The Day the Wall Came Down

Travel Stories: The wall fell 20 years ago today. Stefanie Michaels visited Berlin recently to hear a personal recollection.

11.09.09 | 10:39 AM ET

Berlin Wall holeBerlin Wall (iStockPhoto)

On a grey morning not long ago in Berlin, I met Tom Sello, curator of the Peaceful Revolution Exhibition. I wanted to ask him about the day the wall came down.

On Nov. 9, 1989, like so many people around the world, I watched the historic images on television: a boy waving a flag atop the wall as a section of it fell, jubilant and shocked Berliners filling the screen. At that moment I knew I wanted to become a journalist, to be there.

I couldn’t be there then. But now, 20 years later, I was in a Berlin coffee shop, sitting before this man who was not only there, but had fought for that day as a citizen of East Berlin. Sello had worked as a member of an “environmental” group that published an underground newspaper, agitating for political change. The group made international headlines after being raided by the Stasi.

Now 51, this tall man with piercing blue eyes began to recount the events of Nov. 9.

Tom had been watching a press conference on TV that day when he heard an Italian reporter ask an East German official when East Berliners could travel to the West. Not knowing what to say, the official looked down, shuffled through notes and replied, “Immediately.”

Tom couldn’t believe what he was hearing. Since an election in May there had been protests and tension, but he wasn’t expecting an announcement like this. He ran to a local pub to tell people what he’d heard. No one believed him.

Thirty minutes after the press conference, Tom went home to his wife and children and gathered them to head to the border.

“What did you say to them?” I asked.

“We are going to West Berlin to see where grandma lives,” he recalled, looking up at me with tears in his eyes.

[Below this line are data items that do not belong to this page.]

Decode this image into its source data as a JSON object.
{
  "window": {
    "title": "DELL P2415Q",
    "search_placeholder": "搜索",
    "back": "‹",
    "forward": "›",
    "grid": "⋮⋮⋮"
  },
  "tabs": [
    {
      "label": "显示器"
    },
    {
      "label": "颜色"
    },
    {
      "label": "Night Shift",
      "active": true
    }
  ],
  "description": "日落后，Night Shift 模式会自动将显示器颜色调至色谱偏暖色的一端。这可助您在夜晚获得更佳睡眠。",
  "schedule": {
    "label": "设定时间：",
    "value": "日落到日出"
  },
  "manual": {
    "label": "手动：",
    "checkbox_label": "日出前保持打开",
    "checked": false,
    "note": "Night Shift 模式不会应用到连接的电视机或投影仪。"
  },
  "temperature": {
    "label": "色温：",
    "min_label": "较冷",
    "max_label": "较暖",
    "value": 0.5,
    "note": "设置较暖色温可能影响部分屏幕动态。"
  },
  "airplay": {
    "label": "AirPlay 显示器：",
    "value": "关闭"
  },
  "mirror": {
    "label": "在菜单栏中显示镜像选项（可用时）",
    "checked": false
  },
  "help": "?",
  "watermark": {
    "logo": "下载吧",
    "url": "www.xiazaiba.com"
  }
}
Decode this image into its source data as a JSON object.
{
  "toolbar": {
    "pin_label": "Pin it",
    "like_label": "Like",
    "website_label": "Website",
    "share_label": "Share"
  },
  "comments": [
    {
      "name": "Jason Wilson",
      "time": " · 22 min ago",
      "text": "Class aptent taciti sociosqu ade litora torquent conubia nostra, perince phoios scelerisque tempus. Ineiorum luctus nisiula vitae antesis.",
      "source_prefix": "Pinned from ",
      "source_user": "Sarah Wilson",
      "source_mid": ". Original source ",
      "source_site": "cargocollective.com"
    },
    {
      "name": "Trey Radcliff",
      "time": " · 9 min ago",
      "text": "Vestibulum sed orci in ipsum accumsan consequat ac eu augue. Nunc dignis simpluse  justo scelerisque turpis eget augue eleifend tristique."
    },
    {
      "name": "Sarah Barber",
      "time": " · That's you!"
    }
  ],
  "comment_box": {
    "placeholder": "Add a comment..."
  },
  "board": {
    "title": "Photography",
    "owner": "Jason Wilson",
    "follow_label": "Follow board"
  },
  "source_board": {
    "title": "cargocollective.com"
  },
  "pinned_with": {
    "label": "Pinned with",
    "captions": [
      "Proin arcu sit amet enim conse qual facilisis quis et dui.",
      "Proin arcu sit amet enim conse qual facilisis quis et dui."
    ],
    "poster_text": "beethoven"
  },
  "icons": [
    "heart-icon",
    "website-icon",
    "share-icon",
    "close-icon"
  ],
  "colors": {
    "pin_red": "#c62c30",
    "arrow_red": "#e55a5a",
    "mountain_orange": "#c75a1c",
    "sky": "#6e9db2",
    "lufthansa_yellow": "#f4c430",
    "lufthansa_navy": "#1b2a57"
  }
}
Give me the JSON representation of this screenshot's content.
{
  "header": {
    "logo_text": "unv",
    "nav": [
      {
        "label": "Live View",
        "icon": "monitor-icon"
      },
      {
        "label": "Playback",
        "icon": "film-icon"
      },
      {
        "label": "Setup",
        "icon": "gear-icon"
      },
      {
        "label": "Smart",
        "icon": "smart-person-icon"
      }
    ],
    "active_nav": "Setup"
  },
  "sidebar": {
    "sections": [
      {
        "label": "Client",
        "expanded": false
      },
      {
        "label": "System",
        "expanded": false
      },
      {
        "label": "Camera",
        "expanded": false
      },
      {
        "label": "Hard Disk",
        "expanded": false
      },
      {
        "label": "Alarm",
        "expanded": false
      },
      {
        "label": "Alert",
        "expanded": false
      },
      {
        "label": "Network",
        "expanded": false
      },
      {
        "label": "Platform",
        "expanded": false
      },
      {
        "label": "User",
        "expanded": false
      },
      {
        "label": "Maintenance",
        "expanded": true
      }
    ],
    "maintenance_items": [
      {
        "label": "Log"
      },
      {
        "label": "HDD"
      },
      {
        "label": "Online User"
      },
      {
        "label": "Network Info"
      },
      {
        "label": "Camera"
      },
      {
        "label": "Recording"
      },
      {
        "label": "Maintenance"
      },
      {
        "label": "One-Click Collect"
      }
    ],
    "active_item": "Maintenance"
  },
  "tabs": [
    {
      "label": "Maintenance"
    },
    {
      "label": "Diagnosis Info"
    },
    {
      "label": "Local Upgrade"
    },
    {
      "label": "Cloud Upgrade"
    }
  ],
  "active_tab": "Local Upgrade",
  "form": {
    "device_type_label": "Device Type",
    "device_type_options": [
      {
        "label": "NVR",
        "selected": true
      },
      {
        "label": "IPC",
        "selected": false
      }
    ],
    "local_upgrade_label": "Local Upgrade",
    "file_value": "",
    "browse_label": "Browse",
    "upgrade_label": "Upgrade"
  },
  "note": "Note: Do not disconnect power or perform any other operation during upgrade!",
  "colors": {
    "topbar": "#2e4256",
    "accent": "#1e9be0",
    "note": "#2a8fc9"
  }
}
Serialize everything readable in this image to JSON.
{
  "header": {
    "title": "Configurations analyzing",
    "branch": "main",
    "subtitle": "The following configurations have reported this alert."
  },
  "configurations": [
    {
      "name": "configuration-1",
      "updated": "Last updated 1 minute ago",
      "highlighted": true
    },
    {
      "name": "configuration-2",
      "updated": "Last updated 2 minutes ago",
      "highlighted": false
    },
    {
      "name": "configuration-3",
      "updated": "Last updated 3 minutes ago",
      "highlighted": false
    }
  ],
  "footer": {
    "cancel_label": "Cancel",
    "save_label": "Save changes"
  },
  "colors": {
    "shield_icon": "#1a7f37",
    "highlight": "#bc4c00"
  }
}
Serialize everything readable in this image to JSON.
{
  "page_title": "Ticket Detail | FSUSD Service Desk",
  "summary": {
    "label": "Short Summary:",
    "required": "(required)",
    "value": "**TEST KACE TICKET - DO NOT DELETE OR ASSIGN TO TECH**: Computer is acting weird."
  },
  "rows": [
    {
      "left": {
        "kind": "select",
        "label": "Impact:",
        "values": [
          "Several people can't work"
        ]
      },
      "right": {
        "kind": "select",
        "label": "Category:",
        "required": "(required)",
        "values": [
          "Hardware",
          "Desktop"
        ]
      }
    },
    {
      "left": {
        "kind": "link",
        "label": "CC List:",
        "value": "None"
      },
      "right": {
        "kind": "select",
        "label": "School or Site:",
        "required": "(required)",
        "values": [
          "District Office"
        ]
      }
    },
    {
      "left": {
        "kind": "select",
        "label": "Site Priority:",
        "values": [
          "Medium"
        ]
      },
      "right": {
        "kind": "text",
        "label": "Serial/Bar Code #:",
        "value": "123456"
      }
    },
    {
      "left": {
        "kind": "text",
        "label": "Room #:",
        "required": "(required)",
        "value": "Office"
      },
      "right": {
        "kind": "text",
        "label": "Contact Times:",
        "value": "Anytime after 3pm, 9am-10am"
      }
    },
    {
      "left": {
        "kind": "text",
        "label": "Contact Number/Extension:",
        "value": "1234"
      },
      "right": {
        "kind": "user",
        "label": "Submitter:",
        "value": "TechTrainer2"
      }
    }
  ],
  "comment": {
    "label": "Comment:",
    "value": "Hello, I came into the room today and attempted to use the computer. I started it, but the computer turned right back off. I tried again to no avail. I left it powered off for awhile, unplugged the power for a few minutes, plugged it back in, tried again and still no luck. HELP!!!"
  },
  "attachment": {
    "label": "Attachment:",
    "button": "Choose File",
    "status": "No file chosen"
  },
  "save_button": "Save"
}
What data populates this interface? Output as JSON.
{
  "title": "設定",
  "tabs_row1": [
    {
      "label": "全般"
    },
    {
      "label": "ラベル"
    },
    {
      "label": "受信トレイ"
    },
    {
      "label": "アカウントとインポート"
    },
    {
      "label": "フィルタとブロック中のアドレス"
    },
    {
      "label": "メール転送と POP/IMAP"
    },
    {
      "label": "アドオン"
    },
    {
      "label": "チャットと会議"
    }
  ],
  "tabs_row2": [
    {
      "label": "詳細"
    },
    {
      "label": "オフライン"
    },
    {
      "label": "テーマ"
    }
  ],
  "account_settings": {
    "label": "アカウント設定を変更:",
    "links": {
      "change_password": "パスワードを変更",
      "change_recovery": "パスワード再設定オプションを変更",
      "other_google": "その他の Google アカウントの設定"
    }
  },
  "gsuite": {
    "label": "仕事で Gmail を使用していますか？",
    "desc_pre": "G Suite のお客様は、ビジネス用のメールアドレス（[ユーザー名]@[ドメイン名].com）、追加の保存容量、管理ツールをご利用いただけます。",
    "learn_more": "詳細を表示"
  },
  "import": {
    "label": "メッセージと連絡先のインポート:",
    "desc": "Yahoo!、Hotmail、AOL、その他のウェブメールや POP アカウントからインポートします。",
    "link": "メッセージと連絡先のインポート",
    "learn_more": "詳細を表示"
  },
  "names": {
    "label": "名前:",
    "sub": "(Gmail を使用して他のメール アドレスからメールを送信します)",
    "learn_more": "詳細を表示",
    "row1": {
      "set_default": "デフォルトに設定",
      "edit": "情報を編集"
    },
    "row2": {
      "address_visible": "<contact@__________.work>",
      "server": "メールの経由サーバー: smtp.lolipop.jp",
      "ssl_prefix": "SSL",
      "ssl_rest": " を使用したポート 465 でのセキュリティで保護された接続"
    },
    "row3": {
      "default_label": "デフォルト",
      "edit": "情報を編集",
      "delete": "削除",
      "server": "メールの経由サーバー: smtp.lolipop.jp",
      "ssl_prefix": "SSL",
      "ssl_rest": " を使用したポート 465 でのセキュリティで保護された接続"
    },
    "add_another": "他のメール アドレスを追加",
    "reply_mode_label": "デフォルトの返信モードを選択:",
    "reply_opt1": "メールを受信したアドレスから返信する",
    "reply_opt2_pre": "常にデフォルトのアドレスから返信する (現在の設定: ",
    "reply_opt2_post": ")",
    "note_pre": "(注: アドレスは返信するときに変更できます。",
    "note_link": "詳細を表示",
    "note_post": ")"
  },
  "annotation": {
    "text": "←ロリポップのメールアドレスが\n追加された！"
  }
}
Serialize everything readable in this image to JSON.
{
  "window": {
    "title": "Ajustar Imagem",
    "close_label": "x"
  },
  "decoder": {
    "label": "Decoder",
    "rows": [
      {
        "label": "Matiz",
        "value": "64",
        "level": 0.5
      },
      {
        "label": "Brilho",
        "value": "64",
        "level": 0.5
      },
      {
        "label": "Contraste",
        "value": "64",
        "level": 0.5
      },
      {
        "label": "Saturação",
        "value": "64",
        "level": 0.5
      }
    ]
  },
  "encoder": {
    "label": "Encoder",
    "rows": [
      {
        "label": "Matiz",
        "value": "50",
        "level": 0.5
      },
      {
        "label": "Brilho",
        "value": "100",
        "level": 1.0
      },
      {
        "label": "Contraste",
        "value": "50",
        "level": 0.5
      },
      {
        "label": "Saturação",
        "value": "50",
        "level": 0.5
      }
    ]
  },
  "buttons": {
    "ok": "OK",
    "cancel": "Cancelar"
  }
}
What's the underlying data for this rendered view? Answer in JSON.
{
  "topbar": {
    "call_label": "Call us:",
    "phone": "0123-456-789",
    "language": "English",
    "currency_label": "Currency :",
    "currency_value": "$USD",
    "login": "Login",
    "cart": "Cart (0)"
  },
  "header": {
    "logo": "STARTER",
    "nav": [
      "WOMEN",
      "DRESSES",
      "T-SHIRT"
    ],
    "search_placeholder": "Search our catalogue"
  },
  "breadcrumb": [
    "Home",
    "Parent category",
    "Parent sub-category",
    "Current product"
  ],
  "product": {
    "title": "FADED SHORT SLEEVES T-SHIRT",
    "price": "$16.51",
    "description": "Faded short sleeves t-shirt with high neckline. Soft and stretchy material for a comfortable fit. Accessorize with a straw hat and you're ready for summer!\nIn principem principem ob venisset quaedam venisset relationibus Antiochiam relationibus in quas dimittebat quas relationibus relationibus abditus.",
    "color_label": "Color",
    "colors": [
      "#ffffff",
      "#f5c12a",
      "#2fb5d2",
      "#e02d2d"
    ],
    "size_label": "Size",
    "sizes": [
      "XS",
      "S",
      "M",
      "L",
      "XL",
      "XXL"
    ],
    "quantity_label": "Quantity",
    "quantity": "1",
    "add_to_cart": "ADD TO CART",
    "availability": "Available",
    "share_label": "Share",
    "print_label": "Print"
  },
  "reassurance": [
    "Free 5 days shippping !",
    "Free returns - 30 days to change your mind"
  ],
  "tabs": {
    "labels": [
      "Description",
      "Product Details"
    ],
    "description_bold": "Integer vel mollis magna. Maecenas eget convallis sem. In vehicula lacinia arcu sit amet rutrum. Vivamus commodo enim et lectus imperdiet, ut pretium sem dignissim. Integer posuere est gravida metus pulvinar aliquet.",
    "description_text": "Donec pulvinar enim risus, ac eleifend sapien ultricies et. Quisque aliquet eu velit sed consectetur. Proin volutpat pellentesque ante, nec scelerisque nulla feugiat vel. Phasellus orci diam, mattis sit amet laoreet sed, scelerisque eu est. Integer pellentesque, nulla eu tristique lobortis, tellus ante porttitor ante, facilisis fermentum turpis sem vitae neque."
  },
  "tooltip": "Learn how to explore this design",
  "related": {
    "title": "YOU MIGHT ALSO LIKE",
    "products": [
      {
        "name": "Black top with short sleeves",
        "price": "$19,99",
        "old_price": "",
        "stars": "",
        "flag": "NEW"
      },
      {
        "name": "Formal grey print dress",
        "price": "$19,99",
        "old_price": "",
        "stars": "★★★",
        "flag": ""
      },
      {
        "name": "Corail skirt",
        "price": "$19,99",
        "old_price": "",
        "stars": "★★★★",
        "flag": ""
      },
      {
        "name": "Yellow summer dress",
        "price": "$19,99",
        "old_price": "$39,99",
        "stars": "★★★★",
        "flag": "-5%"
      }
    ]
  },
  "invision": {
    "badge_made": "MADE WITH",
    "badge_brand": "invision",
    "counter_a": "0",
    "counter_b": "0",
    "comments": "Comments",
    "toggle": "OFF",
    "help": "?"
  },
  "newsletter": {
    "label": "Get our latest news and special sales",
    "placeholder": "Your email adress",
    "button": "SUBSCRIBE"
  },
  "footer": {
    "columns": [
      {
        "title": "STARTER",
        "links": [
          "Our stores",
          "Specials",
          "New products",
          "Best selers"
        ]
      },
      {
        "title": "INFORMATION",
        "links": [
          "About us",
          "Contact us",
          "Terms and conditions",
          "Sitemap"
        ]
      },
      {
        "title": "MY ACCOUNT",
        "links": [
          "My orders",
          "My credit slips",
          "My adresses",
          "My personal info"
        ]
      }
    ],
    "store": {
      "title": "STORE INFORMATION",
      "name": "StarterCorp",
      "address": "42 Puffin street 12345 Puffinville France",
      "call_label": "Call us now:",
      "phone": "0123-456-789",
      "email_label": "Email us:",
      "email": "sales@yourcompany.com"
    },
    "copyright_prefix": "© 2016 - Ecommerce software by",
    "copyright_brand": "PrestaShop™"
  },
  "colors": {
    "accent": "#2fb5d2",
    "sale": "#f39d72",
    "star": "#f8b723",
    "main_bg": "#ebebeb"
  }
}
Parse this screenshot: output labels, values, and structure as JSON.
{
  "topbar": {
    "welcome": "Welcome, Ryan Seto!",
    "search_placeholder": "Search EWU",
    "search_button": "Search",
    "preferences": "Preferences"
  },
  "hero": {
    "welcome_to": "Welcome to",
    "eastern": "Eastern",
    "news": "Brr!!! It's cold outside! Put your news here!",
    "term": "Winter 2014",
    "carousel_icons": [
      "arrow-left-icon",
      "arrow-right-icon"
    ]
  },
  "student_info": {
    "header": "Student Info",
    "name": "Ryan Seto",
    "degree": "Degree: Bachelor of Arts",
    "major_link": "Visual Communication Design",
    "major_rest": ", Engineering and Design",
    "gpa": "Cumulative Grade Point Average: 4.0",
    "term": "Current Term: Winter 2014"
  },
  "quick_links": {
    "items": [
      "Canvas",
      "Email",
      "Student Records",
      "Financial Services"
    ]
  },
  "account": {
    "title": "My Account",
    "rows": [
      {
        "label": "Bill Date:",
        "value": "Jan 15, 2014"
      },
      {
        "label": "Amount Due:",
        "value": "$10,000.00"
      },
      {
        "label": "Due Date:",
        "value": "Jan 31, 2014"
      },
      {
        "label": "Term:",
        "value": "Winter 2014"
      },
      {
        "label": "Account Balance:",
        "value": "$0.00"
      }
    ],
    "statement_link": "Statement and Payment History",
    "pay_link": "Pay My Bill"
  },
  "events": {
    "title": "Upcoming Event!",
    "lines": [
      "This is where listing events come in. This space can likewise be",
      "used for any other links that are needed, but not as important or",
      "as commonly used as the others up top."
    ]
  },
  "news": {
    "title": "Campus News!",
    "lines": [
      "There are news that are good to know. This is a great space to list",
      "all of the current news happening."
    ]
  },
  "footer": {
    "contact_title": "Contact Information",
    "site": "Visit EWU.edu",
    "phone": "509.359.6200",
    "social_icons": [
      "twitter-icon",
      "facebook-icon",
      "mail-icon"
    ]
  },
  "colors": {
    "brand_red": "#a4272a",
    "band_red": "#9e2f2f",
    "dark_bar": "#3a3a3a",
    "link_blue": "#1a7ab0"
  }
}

They soon arrived to find an open border and a surprisingly calm scene. Tom recalled seeing people walking across the border dazed, into an alien world.

“At the time, no one knew what was happening, how long they would allow this,” he recalled. “I went in front of a car and asked the driver to take us across and let us out on the West. Strangers from the West approached us, they recognized we were from the East. They gave us cakes, and the children candy. My children smooshed their noses into glass windows at stores….”

“How did you feel?” I asked

“I still have to cry.”

Many days after the fall of the wall, Tom feared the border would close again. He worried about the Stasi, and what would become of the government he had rallied so hard against. He felt at a loss: “If it’s not there anymore, how can we change it,” he said, realizing his life’s work might be over.

“Was it all you imagined it would be, Tom?” I asked.

“What?” he asked.

“Freedom,” I said.

“It turned out totally different than how I had imagined it.”

How Tom and others experienced it is on display at the Peaceful Revolution Exhibition in Alexanderplatz. It’s the culmination of his dream of sharing his story with his fellow Germans and foreign visitors. They saunter by and read about his time behind the wall, and they study images, including photos of the basement where he and his fellow agitators met. The exhibit also documents the arrests of the activists during a raid by the Stasi. Tom credits international press coverage of the raid with helping to ensure he and the others didn’t disappear.

He’s fighting to make the exhibition permanent.

“Democracy exists,” Tom said. “And it is very quickly taken for granted.”


Stefanie Michaels


4 Comments for The Day the Wall Came Down

Camels & Chocolate 11.09.09 | 2:51 PM ET

Excellent story, Stef! Very poignant.

Mrugesh 11.10.09 | 2:12 AM ET

I was there and I am one of the lucky people who saw the history myself. I was one of those who broke Berlin wall.

Sabina 11.10.09 | 10:50 PM ET

Powerful.  And the way so many dreams-come-true turn out - “totally different than how I had imagined it.”

Peter Rivera 11.17.09 | 5:01 PM ET

I visit Berlin this coming Spring and looking forward to dipping deep into its history. Great post.